What are the effects of robots on human work? I feel that robots are actually not destroying human work, but creating new jobs.
It’s a McKinsey study. Automation will take 800 million jobs out of the world, but it will create 89 million jobs. That’s true, because robots will create a lot of unimaginable jobs, and predicting the future is always less successful. Twenty years ago, who could have imagined a search optimizer? Or the role of social media management manager? Twenty years ago, there were no platforms, so a lot of work was constantly being created.
That’s what’s happening in the U.S. over the last two decades. The more robots are sold, the lower the unemployment rate is. The more robots are sold, the higher the unemployment rate is. So it looks like robots aren’t making the unemployment rate higher, because companies will invest more in innovation and automation as innovation improves. Now the United States is in an era of low unemployment, benefiting from the investment and use of a large number of robots.
With regard to the gap and impact of skills, we still have 2 million of the employment gap. There are more jobs in the United States than there are job seekers, and the technical barriers prevent some uneducated job seekers from doing these jobs. We need community training to make them truly competent.
Jeff Burnstein joined the American Association of Robotics Industries in 1983 as a public relations manager, and then held several senior positions with the American Association of Robotics Industries, Advanced Vision and Imaging, and the Association for Motion Control and Electromechanical Engineering. He has been the chairman of the Association of Advanced Automation Industries A3 since 2007, the flag of the association. Subgroups include the American Robotics Industry Association (RIA), the Advanced Vision and Imaging Association (AIA) and the Motion Control and Mechanical and Electrical Association (MCMA).
Founded in 1974, the American Association of Robotics Industries is the representative of the International Federation of Robots (IFR) in North America.

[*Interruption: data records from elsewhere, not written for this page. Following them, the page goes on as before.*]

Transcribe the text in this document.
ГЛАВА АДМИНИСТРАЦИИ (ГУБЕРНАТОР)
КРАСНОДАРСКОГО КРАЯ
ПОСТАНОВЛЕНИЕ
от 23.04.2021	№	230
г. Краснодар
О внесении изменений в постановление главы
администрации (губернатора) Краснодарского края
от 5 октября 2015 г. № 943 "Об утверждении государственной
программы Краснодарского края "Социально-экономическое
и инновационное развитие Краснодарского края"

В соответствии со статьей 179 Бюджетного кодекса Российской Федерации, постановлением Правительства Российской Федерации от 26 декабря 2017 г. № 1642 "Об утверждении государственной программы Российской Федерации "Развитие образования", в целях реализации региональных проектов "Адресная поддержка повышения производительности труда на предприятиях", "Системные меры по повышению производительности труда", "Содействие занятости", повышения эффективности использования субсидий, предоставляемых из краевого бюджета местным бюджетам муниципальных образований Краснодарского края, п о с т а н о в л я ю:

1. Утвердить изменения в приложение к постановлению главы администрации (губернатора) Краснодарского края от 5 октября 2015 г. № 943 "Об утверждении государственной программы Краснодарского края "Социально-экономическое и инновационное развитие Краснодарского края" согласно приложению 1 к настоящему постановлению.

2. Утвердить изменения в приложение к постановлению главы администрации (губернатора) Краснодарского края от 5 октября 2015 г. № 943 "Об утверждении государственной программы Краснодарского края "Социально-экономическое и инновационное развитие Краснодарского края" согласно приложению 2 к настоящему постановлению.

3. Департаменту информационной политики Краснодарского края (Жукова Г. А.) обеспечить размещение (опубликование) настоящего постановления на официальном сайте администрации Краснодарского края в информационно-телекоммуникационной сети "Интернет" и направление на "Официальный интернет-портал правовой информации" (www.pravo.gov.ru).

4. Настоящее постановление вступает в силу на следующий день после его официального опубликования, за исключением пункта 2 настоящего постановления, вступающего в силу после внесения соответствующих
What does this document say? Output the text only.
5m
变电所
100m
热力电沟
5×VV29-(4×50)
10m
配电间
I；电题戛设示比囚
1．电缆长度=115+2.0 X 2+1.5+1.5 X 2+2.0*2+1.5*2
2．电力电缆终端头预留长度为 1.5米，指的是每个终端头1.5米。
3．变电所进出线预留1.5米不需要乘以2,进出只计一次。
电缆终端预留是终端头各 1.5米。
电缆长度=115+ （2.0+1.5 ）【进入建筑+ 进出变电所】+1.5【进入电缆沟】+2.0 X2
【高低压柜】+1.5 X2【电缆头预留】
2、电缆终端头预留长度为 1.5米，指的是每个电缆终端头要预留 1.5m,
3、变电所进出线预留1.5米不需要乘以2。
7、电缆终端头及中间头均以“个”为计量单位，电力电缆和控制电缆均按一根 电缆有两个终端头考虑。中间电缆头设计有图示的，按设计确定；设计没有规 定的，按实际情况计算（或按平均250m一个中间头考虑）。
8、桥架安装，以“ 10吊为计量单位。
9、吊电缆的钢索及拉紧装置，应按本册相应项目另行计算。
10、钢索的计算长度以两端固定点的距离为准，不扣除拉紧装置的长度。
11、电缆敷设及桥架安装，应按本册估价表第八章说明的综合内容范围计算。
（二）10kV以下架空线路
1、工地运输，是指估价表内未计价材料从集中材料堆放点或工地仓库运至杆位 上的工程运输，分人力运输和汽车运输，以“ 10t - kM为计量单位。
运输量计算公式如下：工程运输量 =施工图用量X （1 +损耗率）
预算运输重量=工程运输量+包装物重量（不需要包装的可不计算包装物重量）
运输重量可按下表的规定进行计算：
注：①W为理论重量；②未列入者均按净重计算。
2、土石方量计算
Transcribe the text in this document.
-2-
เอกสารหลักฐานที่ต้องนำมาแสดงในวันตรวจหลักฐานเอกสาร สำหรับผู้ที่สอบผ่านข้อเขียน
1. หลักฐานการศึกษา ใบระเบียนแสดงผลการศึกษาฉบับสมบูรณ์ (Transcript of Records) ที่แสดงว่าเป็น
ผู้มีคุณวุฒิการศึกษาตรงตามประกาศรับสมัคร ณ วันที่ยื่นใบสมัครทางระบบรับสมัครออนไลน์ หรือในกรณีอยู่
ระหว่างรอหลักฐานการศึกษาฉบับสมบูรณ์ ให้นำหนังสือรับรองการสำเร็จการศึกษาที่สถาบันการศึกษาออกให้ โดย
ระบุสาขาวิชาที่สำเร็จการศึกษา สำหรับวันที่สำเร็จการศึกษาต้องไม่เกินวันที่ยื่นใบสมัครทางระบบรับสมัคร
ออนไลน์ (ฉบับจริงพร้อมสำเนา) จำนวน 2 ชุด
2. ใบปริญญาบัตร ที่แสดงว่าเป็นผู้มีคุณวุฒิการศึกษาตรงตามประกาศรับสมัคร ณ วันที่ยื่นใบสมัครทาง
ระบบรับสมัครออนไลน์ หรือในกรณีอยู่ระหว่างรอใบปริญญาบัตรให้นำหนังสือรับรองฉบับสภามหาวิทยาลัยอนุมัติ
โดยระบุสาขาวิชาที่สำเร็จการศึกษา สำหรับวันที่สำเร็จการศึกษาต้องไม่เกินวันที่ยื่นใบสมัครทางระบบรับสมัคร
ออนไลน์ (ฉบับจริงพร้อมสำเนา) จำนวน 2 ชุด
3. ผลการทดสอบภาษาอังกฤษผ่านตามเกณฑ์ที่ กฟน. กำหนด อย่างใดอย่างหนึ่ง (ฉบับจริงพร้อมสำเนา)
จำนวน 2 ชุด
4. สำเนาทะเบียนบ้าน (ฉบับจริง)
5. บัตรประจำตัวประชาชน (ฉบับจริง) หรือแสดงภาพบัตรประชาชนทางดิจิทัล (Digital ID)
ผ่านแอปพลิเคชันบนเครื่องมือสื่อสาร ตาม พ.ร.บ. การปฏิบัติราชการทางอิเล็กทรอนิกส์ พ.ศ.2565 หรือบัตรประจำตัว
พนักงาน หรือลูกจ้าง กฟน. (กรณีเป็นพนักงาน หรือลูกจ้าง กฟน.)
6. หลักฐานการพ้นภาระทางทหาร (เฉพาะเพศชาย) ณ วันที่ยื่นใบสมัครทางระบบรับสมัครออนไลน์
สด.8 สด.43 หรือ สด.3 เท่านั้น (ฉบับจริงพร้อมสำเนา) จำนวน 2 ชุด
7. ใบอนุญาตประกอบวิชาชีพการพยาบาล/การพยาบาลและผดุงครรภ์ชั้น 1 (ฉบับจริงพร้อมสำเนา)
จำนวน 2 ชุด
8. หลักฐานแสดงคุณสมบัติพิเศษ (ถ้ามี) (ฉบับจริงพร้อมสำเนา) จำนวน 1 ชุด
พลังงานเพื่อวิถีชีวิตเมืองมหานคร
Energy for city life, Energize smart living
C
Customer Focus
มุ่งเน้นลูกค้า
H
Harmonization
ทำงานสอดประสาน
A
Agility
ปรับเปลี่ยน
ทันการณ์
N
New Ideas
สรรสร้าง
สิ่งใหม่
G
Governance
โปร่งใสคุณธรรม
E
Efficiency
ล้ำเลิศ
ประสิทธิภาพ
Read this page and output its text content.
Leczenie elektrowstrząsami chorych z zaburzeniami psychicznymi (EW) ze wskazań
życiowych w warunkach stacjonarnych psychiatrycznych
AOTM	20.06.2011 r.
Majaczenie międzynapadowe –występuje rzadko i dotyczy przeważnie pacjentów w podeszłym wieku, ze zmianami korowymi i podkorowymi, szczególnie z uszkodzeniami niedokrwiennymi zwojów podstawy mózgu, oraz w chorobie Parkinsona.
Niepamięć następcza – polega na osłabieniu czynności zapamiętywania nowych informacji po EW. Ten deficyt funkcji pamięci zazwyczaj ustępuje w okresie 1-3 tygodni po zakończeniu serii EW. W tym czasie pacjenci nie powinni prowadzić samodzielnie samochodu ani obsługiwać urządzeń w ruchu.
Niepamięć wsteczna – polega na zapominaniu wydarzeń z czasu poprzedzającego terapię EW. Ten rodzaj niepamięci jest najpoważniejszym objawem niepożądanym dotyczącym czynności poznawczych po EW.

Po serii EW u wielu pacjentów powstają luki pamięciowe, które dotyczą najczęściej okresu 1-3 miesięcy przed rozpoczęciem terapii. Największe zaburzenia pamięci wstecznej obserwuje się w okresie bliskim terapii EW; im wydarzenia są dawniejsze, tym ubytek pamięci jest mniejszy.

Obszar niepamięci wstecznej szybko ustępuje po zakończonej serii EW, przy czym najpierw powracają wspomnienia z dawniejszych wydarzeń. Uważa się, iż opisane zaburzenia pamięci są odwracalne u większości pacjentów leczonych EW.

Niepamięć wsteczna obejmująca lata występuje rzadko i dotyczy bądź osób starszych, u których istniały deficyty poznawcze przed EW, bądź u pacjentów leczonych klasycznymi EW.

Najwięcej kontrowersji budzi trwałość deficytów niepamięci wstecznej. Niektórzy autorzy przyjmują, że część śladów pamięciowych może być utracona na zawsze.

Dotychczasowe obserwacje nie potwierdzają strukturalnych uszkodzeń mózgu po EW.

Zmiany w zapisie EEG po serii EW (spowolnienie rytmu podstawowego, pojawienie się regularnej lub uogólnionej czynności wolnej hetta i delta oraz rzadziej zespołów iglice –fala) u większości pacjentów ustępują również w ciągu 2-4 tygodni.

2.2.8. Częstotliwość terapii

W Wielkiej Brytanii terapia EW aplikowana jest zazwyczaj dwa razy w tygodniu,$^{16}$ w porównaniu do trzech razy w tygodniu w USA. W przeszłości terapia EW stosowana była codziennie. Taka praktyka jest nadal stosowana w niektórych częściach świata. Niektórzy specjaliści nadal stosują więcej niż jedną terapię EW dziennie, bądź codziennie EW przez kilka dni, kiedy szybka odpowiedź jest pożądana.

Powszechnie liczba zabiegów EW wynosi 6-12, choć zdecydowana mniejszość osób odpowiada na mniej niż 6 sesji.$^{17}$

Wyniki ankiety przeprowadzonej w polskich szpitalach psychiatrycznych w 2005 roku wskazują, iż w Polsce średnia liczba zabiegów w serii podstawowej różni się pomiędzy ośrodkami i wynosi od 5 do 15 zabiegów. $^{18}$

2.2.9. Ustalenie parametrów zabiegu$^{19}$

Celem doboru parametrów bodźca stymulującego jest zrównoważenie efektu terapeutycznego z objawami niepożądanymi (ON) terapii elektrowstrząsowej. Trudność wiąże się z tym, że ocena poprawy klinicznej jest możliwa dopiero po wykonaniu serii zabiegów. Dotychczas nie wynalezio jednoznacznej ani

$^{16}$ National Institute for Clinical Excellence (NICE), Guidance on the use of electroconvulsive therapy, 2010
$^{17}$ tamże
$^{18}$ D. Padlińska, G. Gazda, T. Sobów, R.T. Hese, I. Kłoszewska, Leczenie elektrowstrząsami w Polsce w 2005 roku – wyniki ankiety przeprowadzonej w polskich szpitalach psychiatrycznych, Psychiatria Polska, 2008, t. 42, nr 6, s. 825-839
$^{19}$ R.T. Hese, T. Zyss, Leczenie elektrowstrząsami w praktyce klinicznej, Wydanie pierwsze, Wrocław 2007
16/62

Jeff Burnstein is a member of the Executive Committee of the International Robotics Union and often represents the American Robotics Industry Association at the world’s top conferences in North America, Europe and Asia.
“Automation is changing all aspects of our lives, bringing us a better life, creating new and better jobs, providing us with better and cheaper goods, and giving us a longer, healthier life.” Every time he spoke, he focused on the overall trend of the robot industry. He had not only professional insight, but also pure ideals and feelings for conveying rigorous messages to the industry and the public, building a good industry ecology and promoting the development of the robot industry.